In the study of climate change, we should monitor relative changes in the amount of precipitation each year (rain and snow). Whether glaciers advance or retreat depends more on how much snow remains after summer has passed than by how much the temperature may have increased above average for some days during the summer. This year we’ve had over 105 days with temperatures above 80 deg F; with the autumnal equinox at hand, we are unlikely to match the record of 120 days experienced the summer of 1939. While the increase in hot days is highlighted as result of global warming, that could not be the reason for the number of hot days in 1939 – clearly, our assessment of relationship between our present weather and climate change is more complicated than looking at conditions for only a year or two. Climate is the average of weather conditions for long periods, typically an average over 30 years. This is most succinctly described in an old explanation quoted by Steven E. Koonin in his book “Unsettled.” “Climate is what we expect, weather is what we get.” As such, it is inappropriate to describe the present climate until we have experienced it.

Something many people fail to recognize is that we still are in the latest iteration of the de Vries 200-year Solar Cycle. During each of these periods, for two or three decades the Sun is unusually quiet with fewer sunspots, significantly reduced solar magnetic field, and reduced luminance – the result is reduced shielding of Earth from galactic cosmic rays, GCR. While the solar wind interferes with and helps shield Earth from incoming GCR, the combination of Earth’s magnetic field and Earth’s atmosphere protects us from the energetic charged particles of the solar wind. Increased GCR impinging on the upper atmosphere produces increased high energy, ionizing particles that continue through the atmosphere. Surface neutron detectors have been monitoring cosmic ray levels since beginning of the space age. Currently, neutron counts have been running 8% to 12% higher than average. While numerous sunspots are expected at this time, September 18, 2021 was the last of a three-day run of no visible sunspots. For the year to date, 59 days (23% of days) the solar surface has been blank. On the other hand, in 1991 with an active Sun, the neutron count was 32.1% below average.

Not only can ionization tracks form leaders for lightning strokes but also ionized particles can be nucleation sites for cloud formation, and if there is sufficient moisture, can be nucleation sites for rain drops. Numerous studies have found increased precipitation during periods of increased cosmic ray intensity. While they’ve observed increased precipitation across the south and east this last year, here at the Illinois-Wisconsin border we’ve been experiencing reduced precipitation. Is it possible that with sufficient increase of GCR, moisture that normally would come to us from the Gulf would not arrive because the water had been wrung out before it could get very far? This is pure speculation, and likely is inadequate fully to explain our experience because weather is very complex, much more complex than global warming alarmists would have us believe.

A variable hole in the Ozone Layer over the South Pole is currently larger than Antarctica, producing speculation that human induced global warming must be responsible for that occurrence as well. The Ozone Layer is produced by solar wind and UV radiation interacting with a very low-pressure region of the upper atmosphere. Some climate change alarmists blame people for destruction of the ozone layer over a large area. Not recognized is sensitivity of the Ozone Layer thickness to solar activity. An enlarged region of diminished ozone content as result of a quiet Sun would be much easier to argue than result of human activity.

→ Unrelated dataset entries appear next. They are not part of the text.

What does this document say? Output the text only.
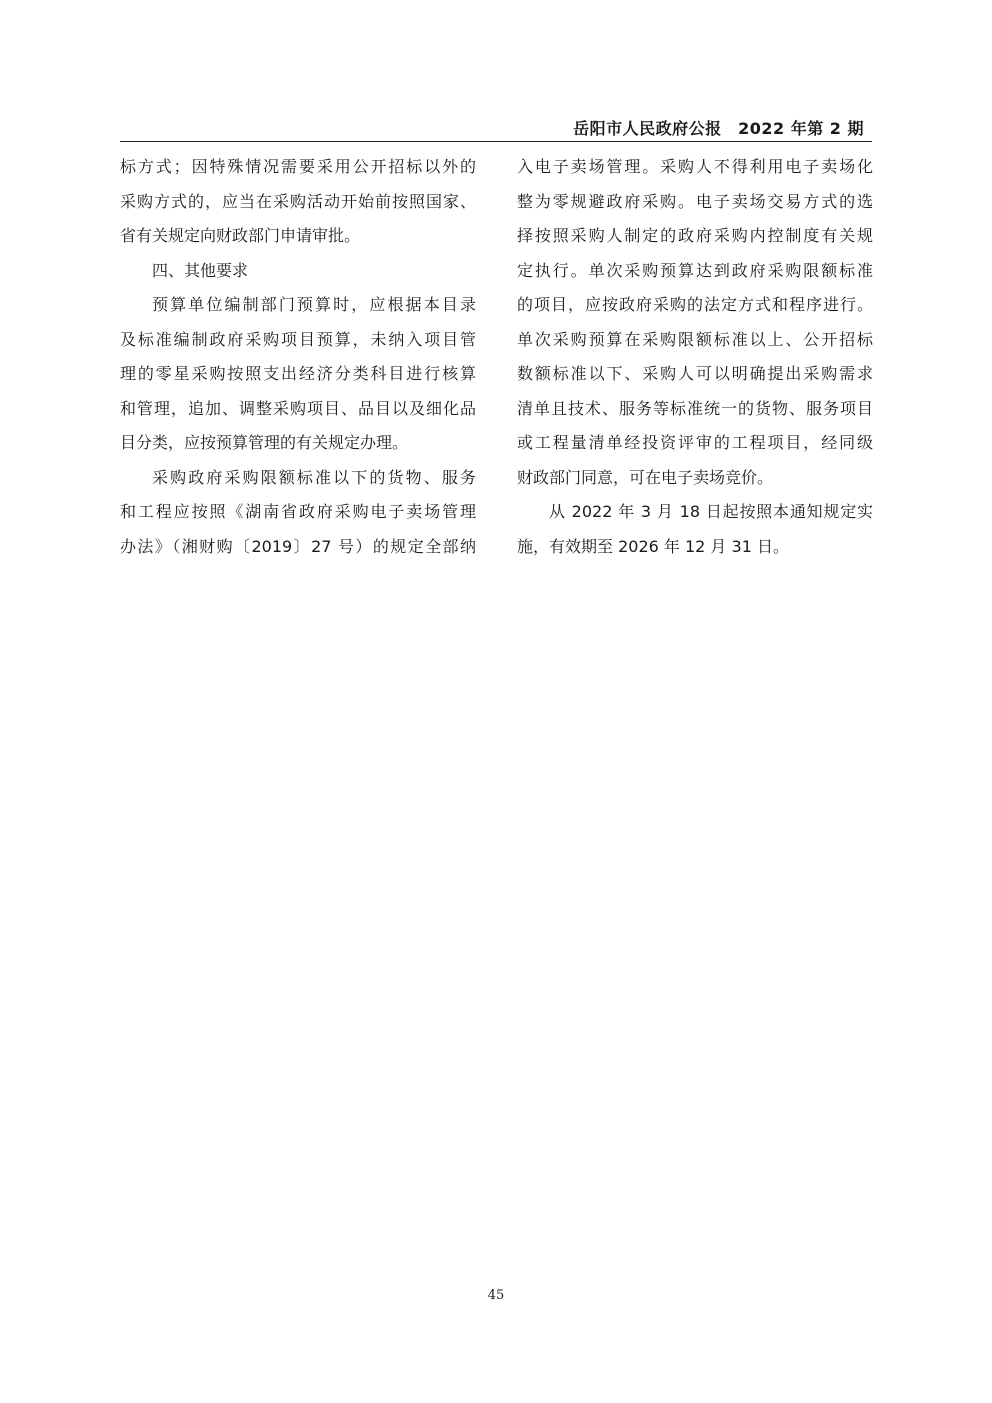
岳阳市人民政府公报　2022 年第 2 期
标方式；因特殊情况需要采用公开招标以外的
采购方式的，应当在采购活动开始前按照国家、
省有关规定向财政部门申请审批。
四、其他要求
预算单位编制部门预算时，应根据本目录
及标准编制政府采购项目预算，未纳入项目管
理的零星采购按照支出经济分类科目进行核算
和管理，追加、调整采购项目、品目以及细化品
目分类，应按预算管理的有关规定办理。
采购政府采购限额标准以下的货物、服务
和工程应按照《湖南省政府采购电子卖场管理
办法》（湘财购〔2019〕27 号）的规定全部纳
入电子卖场管理。采购人不得利用电子卖场化
整为零规避政府采购。电子卖场交易方式的选
择按照采购人制定的政府采购内控制度有关规
定执行。单次采购预算达到政府采购限额标准
的项目，应按政府采购的法定方式和程序进行。
单次采购预算在采购限额标准以上、公开招标
数额标准以下、采购人可以明确提出采购需求
清单且技术、服务等标准统一的货物、服务项目
或工程量清单经投资评审的工程项目，经同级
财政部门同意，可在电子卖场竞价。
从 2022 年 3 月 18 日起按照本通知规定实
施，有效期至 2026 年 12 月 31 日。
45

My point – we are passing through a period of significant change in solar activity involving changes that seem to be ignored in computer programs used to predict change to our climate and to describe future climates. An accurate computer simulation of atmospheric conditions is incomplete if it ignores changes in solar activity. In addition, there is no reason why GCR activity should remain unchanged as the solar system orbits within the Milky Way Galaxy. In fact, Be-10 data in lake sediments reveals that previous glacial periods coincided with increased. GCR. Accurate computer models cannot ignore the single most significant contributor to weather and climate, the Sun. Excluding a key element in a scientific analysis may permit a desired outcome but does not provide useful results. It’s important that computer modelers recognize the significance of the truism that’s been with us since the earliest use of computers: “Garbage in, garbage out.”